A) Proposed mechanism of transcriptional regulation at the rs2107595 locus in the vessel wall. The major allele (left) is predicted to bind E2F transcription factors which are unresponsive to Notch signaling. The minor allele (right) creates a consensus RBPJ binding site which promotes TWIST1 gene transcription. B) The effect of TWIST1 protein on cardiovascular risk. In normal arteries, TWIST1 expression is low in fully differentiated smooth muscle cells of the tunica media (left). During early atherosclerosis (middle), there is increased TWIST1 expression in SMCs. This favors a de-differentiated SMC phenotype which increases SMC proliferation and increases coronary artery disease (right).

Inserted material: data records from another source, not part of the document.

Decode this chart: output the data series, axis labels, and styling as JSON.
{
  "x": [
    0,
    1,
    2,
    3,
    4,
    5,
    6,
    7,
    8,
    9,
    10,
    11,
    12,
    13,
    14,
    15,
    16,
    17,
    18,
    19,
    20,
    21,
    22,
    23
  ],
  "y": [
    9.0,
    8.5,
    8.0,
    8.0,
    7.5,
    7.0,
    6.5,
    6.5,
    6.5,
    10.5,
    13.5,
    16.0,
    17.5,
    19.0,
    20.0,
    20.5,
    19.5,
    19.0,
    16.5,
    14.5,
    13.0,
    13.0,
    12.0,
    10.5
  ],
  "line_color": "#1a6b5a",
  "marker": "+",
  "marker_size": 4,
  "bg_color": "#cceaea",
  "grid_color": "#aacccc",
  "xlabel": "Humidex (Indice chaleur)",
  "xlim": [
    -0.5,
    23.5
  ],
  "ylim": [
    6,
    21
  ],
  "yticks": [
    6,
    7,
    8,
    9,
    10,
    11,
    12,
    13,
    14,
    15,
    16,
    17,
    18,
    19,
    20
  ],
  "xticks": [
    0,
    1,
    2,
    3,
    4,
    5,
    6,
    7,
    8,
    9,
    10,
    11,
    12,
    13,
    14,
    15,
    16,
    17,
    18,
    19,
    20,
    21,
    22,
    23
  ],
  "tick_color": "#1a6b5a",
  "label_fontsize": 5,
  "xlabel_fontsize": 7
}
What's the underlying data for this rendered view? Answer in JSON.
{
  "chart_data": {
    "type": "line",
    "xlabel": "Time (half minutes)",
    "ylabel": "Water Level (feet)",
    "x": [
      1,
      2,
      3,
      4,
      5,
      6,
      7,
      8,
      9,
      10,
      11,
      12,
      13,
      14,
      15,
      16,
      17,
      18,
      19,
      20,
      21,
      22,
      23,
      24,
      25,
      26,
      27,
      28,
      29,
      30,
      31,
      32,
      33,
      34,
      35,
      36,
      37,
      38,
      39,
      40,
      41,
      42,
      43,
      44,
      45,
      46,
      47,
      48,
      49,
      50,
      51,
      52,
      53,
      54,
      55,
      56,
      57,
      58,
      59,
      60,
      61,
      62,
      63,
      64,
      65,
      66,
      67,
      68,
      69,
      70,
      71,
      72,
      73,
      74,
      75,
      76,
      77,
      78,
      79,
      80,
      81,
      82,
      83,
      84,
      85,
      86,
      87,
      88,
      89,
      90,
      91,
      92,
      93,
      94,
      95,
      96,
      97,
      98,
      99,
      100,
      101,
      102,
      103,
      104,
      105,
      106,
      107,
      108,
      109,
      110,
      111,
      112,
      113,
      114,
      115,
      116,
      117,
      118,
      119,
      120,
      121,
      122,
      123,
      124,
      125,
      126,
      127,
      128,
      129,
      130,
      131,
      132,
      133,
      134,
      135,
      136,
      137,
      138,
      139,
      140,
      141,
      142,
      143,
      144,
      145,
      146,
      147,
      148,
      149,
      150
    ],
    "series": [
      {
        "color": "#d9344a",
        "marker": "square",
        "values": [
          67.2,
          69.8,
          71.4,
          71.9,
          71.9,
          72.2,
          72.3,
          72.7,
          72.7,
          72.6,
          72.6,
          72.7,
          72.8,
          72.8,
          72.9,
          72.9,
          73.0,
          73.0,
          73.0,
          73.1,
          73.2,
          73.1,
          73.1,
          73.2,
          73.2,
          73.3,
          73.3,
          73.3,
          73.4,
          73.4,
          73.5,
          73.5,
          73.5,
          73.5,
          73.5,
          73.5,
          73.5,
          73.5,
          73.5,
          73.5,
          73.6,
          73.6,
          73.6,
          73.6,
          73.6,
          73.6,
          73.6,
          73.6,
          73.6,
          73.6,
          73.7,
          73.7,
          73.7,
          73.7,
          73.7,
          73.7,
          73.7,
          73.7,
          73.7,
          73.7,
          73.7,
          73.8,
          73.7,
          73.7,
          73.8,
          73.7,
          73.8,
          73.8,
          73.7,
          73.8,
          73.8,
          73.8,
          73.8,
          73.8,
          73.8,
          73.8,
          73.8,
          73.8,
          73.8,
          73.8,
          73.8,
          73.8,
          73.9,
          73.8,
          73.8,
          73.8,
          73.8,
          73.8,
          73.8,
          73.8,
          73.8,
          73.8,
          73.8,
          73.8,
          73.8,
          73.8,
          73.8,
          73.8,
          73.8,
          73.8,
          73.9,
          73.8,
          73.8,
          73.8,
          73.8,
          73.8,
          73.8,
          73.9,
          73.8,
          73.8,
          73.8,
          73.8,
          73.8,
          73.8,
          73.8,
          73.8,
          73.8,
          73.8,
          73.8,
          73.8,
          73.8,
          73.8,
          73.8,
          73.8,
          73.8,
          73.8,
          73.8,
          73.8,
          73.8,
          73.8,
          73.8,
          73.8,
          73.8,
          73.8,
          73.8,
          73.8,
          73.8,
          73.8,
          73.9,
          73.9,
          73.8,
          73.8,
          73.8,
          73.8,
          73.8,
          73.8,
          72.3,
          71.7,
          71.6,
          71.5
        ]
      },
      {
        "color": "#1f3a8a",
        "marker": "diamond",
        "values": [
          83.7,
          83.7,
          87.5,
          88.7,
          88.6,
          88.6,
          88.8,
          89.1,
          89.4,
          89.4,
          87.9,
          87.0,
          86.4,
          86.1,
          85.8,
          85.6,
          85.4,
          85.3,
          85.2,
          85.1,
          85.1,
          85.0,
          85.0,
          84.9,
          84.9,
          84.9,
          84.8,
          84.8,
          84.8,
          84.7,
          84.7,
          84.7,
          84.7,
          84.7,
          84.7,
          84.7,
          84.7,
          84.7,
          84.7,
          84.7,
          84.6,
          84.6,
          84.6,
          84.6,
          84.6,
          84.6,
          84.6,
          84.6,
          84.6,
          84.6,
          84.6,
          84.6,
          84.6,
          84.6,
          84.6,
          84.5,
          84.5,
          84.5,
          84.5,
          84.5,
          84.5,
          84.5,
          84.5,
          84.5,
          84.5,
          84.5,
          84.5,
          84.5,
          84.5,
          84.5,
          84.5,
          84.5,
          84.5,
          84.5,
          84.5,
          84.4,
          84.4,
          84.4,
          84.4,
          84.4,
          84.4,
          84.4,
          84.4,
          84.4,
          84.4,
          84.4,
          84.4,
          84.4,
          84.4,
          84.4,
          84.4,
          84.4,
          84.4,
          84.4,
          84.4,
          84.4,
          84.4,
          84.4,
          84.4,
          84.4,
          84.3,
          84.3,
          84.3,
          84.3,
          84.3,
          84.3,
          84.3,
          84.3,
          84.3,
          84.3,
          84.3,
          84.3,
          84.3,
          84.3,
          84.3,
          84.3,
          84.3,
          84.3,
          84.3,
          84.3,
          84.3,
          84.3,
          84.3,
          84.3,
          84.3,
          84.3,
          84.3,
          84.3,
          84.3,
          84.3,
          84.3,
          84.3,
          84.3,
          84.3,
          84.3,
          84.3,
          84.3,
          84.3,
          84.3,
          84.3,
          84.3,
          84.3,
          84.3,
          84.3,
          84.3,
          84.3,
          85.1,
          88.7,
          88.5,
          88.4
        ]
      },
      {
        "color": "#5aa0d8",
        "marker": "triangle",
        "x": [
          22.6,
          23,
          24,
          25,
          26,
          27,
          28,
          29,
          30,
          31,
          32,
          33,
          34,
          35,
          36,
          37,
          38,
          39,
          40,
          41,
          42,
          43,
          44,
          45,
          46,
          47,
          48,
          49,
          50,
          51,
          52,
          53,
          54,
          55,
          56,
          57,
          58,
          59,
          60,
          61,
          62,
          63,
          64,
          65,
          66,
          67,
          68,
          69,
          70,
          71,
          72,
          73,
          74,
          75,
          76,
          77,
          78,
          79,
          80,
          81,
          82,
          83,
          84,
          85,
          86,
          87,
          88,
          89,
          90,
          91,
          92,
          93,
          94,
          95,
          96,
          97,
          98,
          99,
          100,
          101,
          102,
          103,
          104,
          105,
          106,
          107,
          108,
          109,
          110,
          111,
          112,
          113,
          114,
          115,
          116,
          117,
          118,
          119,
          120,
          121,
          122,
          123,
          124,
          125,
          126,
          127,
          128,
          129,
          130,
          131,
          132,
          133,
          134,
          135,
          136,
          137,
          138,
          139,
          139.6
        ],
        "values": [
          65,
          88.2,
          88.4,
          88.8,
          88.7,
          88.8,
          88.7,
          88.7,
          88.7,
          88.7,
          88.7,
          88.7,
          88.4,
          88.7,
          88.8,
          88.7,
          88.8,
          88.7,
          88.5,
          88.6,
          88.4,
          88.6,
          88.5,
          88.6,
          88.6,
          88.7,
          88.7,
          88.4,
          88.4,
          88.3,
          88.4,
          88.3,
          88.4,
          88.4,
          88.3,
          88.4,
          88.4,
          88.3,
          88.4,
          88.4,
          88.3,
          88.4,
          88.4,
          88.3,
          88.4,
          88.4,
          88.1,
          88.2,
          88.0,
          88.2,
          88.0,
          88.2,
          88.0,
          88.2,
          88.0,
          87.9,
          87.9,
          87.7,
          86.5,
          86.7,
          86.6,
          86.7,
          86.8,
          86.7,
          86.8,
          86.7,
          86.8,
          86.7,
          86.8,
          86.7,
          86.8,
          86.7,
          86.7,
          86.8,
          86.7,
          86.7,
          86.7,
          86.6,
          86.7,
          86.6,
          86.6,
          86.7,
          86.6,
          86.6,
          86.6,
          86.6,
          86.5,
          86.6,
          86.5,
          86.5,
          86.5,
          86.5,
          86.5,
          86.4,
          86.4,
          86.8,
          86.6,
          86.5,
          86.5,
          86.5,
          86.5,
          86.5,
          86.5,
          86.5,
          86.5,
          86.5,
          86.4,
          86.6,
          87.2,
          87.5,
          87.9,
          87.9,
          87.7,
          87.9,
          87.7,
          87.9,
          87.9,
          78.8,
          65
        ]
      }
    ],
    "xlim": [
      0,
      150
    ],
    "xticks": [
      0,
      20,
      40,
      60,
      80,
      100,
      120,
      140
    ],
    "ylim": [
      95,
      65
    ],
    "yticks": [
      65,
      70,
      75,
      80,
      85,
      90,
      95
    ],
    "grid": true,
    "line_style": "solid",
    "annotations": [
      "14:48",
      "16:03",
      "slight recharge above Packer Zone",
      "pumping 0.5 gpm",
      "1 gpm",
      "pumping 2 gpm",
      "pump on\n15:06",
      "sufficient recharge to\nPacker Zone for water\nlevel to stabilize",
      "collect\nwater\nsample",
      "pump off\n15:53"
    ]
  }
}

Notch signaling directly targets the Twist1 gene via RBPJ binding at its promoter, leading to upregulation of Twist1 expression in mouse limb bud mesenchymal progenitor cells (MPCs) [36]. Notch-mediated Twist1 expression is necessary for repression of chondrogenic differentiation of MPCs. This described role for Twist1 in MPCs is in agreement with the expression profile of human TWIST1 in our in vitro differentiation model. TWIST1 expression is low in precursor cells and peaks at the neural crest progenitor stage. We see an upregulation of TWIST1 expression in SMCs in response to IL-1β, which is in agreement with the model of smooth muscle de-differentiation and phenotypic switching during atherosclerosis [40]. In the context of human disease, we locate TWIST1 protein in the adventitia of human coronary arteries and in the tunica media and neointima of more complex atheromas. This is suggestive of a re-activation or upregulation of TWIST1 in non-adventitial compartments and/or migration of TWIST1 expressing cells into the atheroma. Similar to studies in developing heart valves [55] and cranial mesoderm [56], TWIST1 may activate downstream genes involved in proliferation, migration and extracellular matrix composition in the developing neointima of atherosclerotic lesions. This would promote SMC phenotypes such as proliferation and drive SMCs away from a differentiated phenotype capable of calcification. In support of this hypothesis we show that Twist1 overexpression in rat aortic smooth muscle cells significantly increases cell proliferation and decreases calcification whereas Twist1 knockdown by siRNA decreases proliferation and increases calcification.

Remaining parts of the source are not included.